Youpi! La saison tennistique a recommencé. L’occasion de se remémorer l’année 2016 de nos tennismen français avant de les voir charbonner sur les courts en 2017. De la crise d’ado de Benoit Paire à celle de la trentaine de Gilles Simon, en passant par la révélation Lucas Pouille et le Tsunami Monfils: les douze Bleus du Top 100 ont été notés. Innovation made in Sport à l’œil.

Pierre-Hugues Herbert (78ème) 16/20 

Si son nom lui ferait presque doubler à lui tout seul son âge, le classement de l’Alsacien de vingt-cinq ans a lui divisé par deux cette saison.  De la 167ème à la 78ème place, Pierre Hugues Herbert nous a sorti une solide partition, à cheval sur le circuit professionnel et les tournois Challenger, poursuivant ainsi sa constante progression. Premiers 1/16èmes de finale à l’Open d’Australie et Wimbledon, première victoire sur terre battue sur le circuit pro et premier set pris à Andy Murray (ça compte aussi); P2H s’affirme en simple en plus d’être ultra-performant avec son pote Nicolas Mahut en double, avec lequel il tutoie le sommet de la hiérarchie et casse les records (trois Masters 1000 remportés consécutivement). De quoi espérer un top 50 fin 2017.

En flagrant délit de discussion barbecue en pleins matchs

P2H et Nico en plein brainstorming pour leur prochain barbecue

Paul-Henri Mathieu (73ème) 13/20

Si l’Alsace ne sera cette année encore, pas élue capitale du Prénom 2016, elle a été fièrement représentée sur les courts cette saison par ses deux PH. Ce PH là a encore fait une saison plus basique qu’acide, en témoigne sa finale à Montpellier en début de saison, dans laquelle le natif de Lingolsheim a failli ravir le titre à Richard Gasquet. Parti de la 95ème place mondiale cette saison, il a  atteint la 58ème place mondiale au mois d’août avant de perdre 15 rangs après une fin de saison poussive. Mais la fin de saison après tout, on s’en tamponne tant que Paulo nous sort sa victoire en cinq sets en mai à Roland…
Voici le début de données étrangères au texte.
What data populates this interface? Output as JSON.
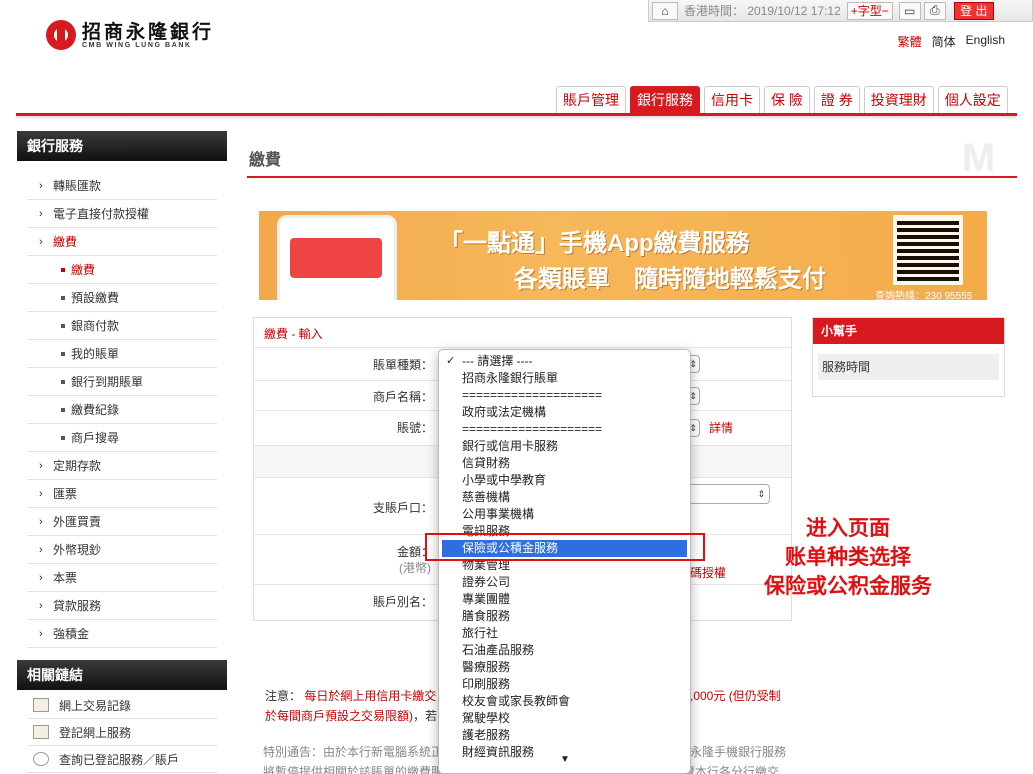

34 ans et pourtant... y'a toujours des ch'veux sur la tête à Mathieu

34 ans et pourtant… y’a toujours des ch’veux sur la tête à Mathieu

Jérémy Chardy (69ème) 8/20 

Pas de blessures notoires à signaler… peut-être juste une échardy dans la main… Une chose est sûre, cette saison a été loin d’être évidente pour Jérém. Solidement installé aux alentours de la trentième place depuis quelques années, Monsieur service/coup-droit n’a pas réalisé une saison à la hauteur de son standing. Huit éliminations au premier tour, sept au deuxième tour, JC n’a vraiment pas marché sur l’eau cette saison. On attendra donc qu’il sorte de son trou en 2017, à la Jamie Chardy.

Laurel et Chardy

Laurel et Chardy

Adrian Mannarino (60ème)  11/20

Si sa chute de treize places au classement n’est pas inquiétante, on n’ira pas jusqu’à dire qu’Adrian Mannarino a fait une grosse saison 2016. Ses matchs sur gazon et ses bonnes apparitions sur quelques tournois comme Indian Wells ou Nice lui ont permis de maintenir le navire à flot malgré ses ratés en Grand Chelem et plusieurs trous d’airs cette saison (jusqu’à quatre éliminations consécutives au premier tour). Il faudra laisser Ma(na)riné tout ça cet hiver et revenir plus fort l’an prochain, parce qu’à 28 ans, Adrian entre dans l’âge de raison du tennis: celui où l’on est censé être au top de ses résultats.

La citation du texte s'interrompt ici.